On prendra place autour des tables de tri. Bientôt les premiers seaux y seront déversés. Alors commencera le ballet des mains. Peu à peu, alors qu’on séparera tanches et gardons, on les verra rougir et devenir insensibles, puis devenir douloureuses à force d’avoir froid, et visqueuses. Quelqu’un dira qu’on aurait dû mettre des gants. Mais avec des gants on est maladroit, objectera-t-on. Même avec de fins gants de latex, de ceux qu’on met pour faire de la peinture. D’ailleurs ces gants-là ne protègent pas du froid. Du glissant de la vase à la rigueur, mais c’est tout.
Tard dans la matinée, on constatera qu’il n’y a plus d’eau dans l’étang. Peut-être quelqu’un sera-t-il chaussé de hautes cuissardes et pourra se rendre sur la vase mouvante et noire pour y débusquer quelques poissons récalcitrants. Il reste toujours des poissons tapis dans la vase. On n’y peut rien.

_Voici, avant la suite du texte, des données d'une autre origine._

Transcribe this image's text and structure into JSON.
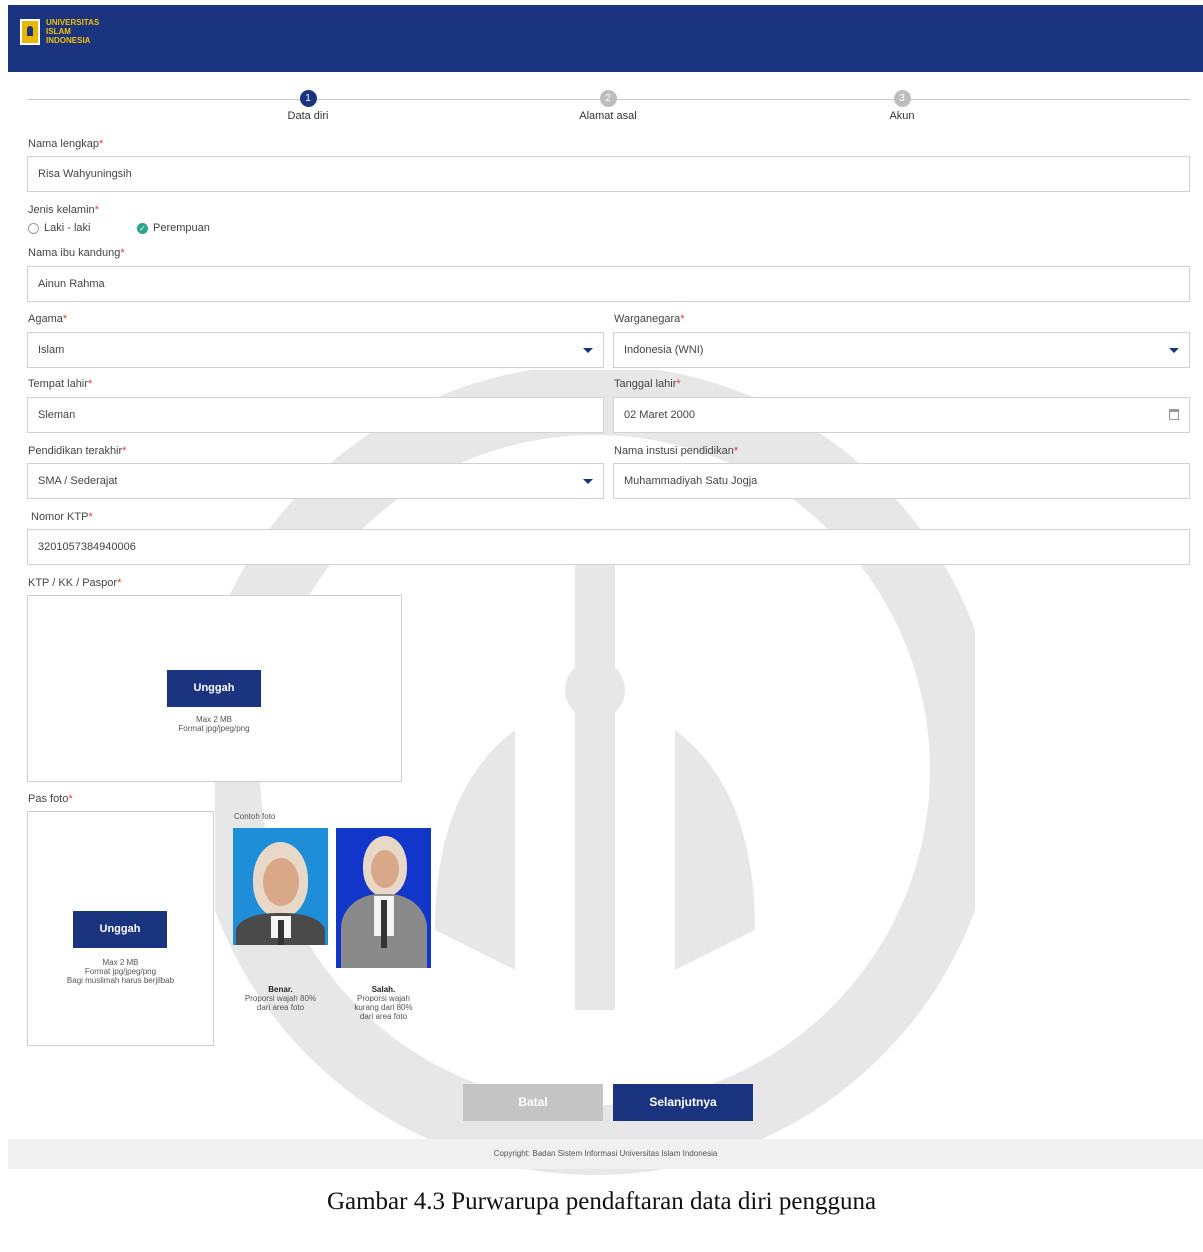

On amènera un dernier seau plein de fretin sur une des tables de tri. Quelques uns s’en chargeront pendant que d’autres allumeront des cigarettes. Puis les regards convergeront vers l’étang et on soupirera d’aise en ayant le sentiment du devoir accompli. Quelqu’un descendra dans le trou afin de repositionner les planches. Puis on retournera à la cabane pour trinquer à nouveau de connivence, et il ne restera plus qu’à attendre la venue du marchand.
10 novembre 2009
chance
Nous avons eu de la chance. J’aime avoir de la chance. Je savoure ces mots comme s’ils étaient une friandise. Ce sont des mots que je ne prononce pas souvent.
Nous avons eu de la chance. Nous sommes allés au spectacle. C’est une chance, d’aller au spectacle ?
C’est une chance d’être allé au spectacle.
A ce spectacle-ci.
Spécialement celui-ci.
Nous avions décidé que ce soir-là nous irions au spectacle.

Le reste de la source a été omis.